Gow's first produced play as a writer was The Kid, workshopped in 1982 and produced in 1983. In 1986, Gow began to work with the Sydney Theatre Company, a partnership that would come to last for decades. The same year, the Sydney Theatre Company premiered Gow's family drama On Top of the World at The Wharf Theatre. Also in 1986, however, Gow was doing work with the Griffin Theatre Company that would bring him immense notoriety as a writer—that is, the production of his most admired play Away, which dramatizes the Australian holiday season against a backdrop of national and interpersonal struggle. Away went on to win the Premier’s Literary Award for Plays in 1986, and 1986 also saw Gow awarded a New Writers Fellowship. The play was staged with the Sydney Theatre Company the next year, in 1988, and again in 2004, and it continues to be beloved both in Australia and abroad.
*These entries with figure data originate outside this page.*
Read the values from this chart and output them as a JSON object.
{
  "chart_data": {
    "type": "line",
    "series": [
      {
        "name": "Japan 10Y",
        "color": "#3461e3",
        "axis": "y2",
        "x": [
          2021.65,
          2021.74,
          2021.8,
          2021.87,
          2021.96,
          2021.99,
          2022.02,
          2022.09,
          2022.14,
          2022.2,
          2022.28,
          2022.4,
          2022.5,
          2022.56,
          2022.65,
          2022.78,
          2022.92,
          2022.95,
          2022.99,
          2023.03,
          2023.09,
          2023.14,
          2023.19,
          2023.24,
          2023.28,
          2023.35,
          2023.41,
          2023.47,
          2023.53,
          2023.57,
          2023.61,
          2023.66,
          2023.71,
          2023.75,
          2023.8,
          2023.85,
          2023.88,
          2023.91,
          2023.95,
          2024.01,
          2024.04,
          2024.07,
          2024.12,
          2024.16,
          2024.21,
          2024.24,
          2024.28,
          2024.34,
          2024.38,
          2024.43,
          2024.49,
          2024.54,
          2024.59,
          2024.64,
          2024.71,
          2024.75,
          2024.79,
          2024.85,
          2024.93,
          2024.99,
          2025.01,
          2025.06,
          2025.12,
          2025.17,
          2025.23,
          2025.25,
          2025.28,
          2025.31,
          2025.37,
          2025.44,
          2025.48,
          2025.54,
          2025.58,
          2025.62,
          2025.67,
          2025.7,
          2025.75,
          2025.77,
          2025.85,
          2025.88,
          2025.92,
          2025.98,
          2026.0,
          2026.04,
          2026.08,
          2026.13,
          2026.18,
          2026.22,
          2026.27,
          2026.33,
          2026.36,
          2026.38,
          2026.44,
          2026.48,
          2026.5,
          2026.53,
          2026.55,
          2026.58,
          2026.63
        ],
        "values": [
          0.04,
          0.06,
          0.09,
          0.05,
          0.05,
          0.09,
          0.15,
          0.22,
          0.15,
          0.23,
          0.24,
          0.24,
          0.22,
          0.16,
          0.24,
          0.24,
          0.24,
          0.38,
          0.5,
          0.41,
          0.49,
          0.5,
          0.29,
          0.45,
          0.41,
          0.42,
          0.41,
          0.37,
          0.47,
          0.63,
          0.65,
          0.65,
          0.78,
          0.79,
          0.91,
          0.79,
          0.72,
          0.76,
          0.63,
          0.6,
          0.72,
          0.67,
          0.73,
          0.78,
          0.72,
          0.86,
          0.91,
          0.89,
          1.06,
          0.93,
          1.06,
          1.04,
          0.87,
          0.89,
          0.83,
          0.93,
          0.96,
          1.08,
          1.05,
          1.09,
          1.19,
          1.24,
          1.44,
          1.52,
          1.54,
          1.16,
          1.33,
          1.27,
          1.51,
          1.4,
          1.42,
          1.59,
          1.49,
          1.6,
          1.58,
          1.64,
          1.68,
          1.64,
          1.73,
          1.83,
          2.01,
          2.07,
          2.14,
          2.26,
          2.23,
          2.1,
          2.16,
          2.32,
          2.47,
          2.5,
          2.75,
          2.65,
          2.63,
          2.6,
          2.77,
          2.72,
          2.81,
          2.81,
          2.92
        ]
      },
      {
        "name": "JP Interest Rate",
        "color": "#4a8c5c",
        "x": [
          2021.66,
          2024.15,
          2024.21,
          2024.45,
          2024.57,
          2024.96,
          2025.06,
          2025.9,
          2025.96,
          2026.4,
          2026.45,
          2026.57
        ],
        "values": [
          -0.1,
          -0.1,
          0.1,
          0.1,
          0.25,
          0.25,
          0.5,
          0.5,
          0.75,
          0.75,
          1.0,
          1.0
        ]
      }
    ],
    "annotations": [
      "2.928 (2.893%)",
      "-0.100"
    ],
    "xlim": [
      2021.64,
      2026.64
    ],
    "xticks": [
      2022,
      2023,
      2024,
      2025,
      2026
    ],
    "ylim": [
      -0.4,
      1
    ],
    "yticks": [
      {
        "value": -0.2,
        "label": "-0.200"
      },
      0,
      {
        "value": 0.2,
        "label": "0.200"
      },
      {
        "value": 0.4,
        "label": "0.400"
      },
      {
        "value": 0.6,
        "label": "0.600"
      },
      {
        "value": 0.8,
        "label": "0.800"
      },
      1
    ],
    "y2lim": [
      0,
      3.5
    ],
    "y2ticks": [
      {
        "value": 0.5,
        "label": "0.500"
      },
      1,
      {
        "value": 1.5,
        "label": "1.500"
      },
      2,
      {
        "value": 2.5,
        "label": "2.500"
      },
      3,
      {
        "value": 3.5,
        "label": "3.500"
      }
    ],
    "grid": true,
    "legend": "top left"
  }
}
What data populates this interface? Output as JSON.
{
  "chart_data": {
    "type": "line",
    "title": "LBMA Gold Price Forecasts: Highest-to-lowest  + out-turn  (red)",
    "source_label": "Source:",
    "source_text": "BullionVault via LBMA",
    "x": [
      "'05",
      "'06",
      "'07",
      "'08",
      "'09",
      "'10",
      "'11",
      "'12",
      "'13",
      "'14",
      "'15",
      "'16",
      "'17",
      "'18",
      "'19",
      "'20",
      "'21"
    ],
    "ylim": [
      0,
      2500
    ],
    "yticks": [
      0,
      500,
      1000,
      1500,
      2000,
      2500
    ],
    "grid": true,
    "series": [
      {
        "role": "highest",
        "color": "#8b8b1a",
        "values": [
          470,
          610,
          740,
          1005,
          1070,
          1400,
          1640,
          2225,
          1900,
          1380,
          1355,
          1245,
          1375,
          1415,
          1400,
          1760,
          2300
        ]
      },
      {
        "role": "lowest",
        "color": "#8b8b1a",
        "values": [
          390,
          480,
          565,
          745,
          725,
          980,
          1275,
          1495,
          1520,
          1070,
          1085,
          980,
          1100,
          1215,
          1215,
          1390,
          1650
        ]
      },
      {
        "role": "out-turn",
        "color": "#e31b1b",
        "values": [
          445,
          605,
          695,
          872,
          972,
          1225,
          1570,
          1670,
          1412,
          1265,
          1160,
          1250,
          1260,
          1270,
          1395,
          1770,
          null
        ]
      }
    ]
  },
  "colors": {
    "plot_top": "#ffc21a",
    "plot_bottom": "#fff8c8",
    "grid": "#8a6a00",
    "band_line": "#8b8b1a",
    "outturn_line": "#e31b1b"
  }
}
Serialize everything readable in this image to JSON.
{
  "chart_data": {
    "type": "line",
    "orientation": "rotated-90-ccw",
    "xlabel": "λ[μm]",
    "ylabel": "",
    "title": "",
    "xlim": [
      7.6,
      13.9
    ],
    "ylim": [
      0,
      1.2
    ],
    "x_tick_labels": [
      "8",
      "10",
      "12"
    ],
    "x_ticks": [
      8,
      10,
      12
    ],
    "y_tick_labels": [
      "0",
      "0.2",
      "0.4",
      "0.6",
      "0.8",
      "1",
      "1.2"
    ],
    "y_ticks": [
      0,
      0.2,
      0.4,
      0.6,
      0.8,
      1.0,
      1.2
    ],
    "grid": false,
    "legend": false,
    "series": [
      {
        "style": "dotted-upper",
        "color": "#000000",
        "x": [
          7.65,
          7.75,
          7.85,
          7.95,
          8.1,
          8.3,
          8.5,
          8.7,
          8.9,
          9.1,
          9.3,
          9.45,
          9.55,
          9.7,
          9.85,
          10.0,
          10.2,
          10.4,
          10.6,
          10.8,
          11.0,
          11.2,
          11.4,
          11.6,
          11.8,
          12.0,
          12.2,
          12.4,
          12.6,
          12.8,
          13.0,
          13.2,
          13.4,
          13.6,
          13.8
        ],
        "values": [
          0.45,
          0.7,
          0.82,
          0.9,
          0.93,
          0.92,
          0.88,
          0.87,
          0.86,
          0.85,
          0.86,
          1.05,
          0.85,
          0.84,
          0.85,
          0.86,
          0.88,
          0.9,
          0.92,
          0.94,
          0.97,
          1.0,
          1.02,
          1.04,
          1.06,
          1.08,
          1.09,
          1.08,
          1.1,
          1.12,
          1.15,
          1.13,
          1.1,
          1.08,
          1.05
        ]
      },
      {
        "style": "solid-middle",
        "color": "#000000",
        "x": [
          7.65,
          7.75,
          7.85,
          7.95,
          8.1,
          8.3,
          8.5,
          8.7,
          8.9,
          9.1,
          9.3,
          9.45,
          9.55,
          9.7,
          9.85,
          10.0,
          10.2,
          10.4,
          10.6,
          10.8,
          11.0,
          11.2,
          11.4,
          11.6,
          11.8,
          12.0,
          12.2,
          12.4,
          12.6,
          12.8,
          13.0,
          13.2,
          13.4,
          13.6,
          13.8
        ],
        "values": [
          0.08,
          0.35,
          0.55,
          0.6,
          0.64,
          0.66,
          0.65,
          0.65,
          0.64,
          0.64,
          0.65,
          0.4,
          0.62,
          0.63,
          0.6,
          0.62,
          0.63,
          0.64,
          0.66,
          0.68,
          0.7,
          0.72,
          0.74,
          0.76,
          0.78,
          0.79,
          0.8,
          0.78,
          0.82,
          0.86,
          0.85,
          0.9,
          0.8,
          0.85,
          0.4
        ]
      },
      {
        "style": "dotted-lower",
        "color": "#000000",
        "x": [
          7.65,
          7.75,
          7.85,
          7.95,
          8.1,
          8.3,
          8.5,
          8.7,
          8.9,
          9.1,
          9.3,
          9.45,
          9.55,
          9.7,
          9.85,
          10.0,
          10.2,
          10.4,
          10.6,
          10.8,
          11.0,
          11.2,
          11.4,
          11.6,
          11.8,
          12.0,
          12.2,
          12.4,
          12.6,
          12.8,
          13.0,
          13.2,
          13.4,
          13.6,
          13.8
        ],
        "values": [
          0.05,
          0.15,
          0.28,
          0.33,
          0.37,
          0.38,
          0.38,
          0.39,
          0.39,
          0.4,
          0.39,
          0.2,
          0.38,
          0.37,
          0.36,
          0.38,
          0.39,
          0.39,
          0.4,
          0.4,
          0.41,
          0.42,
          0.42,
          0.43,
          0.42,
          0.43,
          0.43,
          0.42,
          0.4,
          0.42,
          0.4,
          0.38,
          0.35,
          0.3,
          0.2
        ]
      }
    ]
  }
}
After Away, Gow continued his playwriting endeavors with two plays about the colonial history of Australia, Europe (1987) and 1841 (1988). In the early 1990s, he took on the role of Associate Director for the Sydney Theatre Company, a position he kept from 1991 to 1993. Under Gow's direction, the Sydney Theatre Company produced a diversity of plays—from Jean Racine's Phedra (1991), to John Patrick Shanley's The Dreamer Examines His Pillow (1991), to Euripides's classic The Women of Troy (1992), to Tony Kushner's Angels in America (1993), to Shakespeare's Titus Andronicus (1993). While working as a director, Gow also wrote the family drama Furious (1991), which won a Sydney Theatre Critics’ Circle award in 1992. In 1994, Gow wrote the one-act dark comedy Sweet Phoebe, a play about marriage that netted Gow a second Premier’s Literary Award and premiered with Cate Blanchett and Colin Moody in the lead roles.
In 1996, Gow wrote his play Live Acts on Stage, a celestial comedy about the Trojan war and a falling out between Hera and Orpheus. Gow returned to the Sydney Theatre Company to direct Arthur Miller's play Broken Glass. His next major administrative role in theater came when he was appointed as the Artistic Director of the Queensland Theatre Company, a role he served in from 1999 to 2010. In 2002, Gow produced his play The Fortunes of Richard Mahoney, adapted from Henry Handel Richardson's famous trilogy of novels. In 2007, Gow wrote the play Toy Symphony, which sees the reappearance of the character Roland (a playwright suffering from writer's block) that had earlier appeared in Furious. After 2010, Gow returned to full-time writing, but he also earned another director's credit in 2011, when he returned to the Sydney Theatre Company to put on a production of Harold Pinter's No Man's Land.
Gow's plays have been performed abroad in countries like Poland, Vietnam, the UK, the United States, and Japan, and his legacy as one of Australia's greatest living writers is unquestionable. His repute, however, is not only limited to the world of the stage: as mentioned, he also written a number of works for television and radio. To name just a few, Gow wrote the television mini-series Eden’s Lost in 1988, which was directed by his college classmate Neil Armfield. For television, he also wrote Art 'n' Life in 1985 and The Ten Commandments in 1997. For the radio, he adapted his play Europe, and he also was responsible for writing The Astronaut’s Wife for ABC Radio.